Family mores dictated that if his father refused to come, then his mother, as was custom in the Sicilian patriarchy, would not come. And if her parents didn’t come, Franca couldn’t come. Going outside that ancient code of conduct would have been seen as a sign of disrespect, an act of defiance (152).

In addition to the personal biases impacting Tembi and Saro’s relationship with his family, From Scratch also addresses systemic racism, describing the steps Tembi took to avoid being racially profiled when she flew to and from Italy: “I had learned to keep my American passport out and visible so that there would be no holdups or delays jeopardizing our connecting flights” (112).
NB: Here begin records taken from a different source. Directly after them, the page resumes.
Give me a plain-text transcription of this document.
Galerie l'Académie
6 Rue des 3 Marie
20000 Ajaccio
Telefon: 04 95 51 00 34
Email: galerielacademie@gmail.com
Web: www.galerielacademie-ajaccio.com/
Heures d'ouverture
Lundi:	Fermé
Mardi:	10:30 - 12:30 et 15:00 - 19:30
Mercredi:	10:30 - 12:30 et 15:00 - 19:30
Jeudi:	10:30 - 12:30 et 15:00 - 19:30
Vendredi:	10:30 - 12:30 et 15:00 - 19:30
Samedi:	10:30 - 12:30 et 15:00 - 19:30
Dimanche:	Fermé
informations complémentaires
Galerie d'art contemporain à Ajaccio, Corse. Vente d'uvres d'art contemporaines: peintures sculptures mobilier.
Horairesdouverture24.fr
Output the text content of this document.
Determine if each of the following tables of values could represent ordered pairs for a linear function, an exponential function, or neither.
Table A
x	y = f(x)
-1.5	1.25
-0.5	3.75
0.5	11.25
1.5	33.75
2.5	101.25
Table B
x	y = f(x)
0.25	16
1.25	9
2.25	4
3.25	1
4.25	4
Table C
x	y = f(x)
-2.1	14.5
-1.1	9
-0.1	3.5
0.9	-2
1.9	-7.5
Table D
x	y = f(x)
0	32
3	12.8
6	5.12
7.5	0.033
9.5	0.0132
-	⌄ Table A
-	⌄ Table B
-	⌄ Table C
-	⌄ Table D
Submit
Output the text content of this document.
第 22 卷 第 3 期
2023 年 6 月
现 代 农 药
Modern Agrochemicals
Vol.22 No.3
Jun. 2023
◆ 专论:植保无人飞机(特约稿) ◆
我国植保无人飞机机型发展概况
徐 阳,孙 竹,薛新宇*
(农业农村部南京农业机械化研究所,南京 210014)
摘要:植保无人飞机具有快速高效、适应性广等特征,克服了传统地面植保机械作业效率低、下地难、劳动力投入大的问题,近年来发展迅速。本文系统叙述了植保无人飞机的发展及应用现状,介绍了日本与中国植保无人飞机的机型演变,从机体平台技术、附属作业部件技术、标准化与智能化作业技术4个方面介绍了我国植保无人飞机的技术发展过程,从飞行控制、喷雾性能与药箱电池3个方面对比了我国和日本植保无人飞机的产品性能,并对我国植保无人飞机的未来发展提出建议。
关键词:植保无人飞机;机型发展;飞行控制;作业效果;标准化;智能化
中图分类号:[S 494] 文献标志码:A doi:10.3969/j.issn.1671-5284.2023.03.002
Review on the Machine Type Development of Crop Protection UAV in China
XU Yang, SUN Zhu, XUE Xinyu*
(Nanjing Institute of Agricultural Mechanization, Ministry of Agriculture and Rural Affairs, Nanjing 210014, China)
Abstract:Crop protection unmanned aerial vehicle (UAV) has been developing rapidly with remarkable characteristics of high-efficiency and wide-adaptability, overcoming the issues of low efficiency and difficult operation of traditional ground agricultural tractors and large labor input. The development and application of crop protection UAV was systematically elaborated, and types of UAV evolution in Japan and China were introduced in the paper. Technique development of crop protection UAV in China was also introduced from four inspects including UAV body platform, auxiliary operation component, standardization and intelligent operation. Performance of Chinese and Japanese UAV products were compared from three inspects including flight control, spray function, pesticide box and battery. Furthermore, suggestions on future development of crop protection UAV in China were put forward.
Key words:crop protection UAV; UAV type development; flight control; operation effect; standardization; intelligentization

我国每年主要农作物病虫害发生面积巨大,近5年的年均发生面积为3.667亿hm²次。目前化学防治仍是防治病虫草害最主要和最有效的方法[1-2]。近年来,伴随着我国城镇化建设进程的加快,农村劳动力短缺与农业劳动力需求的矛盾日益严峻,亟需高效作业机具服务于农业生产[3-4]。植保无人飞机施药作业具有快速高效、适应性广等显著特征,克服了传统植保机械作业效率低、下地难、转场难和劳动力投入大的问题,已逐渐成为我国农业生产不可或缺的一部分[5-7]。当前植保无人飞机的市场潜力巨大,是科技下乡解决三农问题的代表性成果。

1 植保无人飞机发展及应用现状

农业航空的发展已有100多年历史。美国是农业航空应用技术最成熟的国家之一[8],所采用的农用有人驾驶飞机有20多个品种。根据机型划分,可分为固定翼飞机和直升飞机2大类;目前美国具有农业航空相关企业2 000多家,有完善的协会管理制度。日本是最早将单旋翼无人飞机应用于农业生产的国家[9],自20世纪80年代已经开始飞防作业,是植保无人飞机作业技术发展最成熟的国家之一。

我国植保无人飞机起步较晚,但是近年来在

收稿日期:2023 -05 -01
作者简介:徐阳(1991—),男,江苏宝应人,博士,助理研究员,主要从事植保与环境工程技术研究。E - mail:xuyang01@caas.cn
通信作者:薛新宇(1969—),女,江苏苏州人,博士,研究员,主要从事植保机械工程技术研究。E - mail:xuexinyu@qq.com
Food plays a central role in Part 2, as it did in previous sections, and by juxtaposing kitchen-related memories of both Saro’s family and her own, Tembi deliberately uses food as an indication of human connection, implying that just as sharing food together can reforge broken bonds, even the most intangible of recollections can emphasize common themes across cultures and dissolve any sense of estrangement. For example, Tembi describes watching Croce cook in Sicily, which brings back memories of cooking with her grandmother after her parents’ divorce. Just like Croce, Tembi’s grandmother cooked both for physical and emotional sustenance, and Tembi explains, “She cooked out of necessity, but she also cooked in a way that seemed to me a form of self-soothing […] Her kitchen taught me that flavor can bring forth love and set aside anger, and that something sweet can mend a fence and soothe a heart” (138). These remembrances are strongly linked with Tembi’s observations of Croce moving through her kitchen like “a sturdy, silent ship navigating turbulent waters” (134), and it is this correlation between two disparate matriarchs that causes Tembi to call Croce’s food a “mystical sustenance” (146) that had the power to calm with its “comfort and consistency” (146).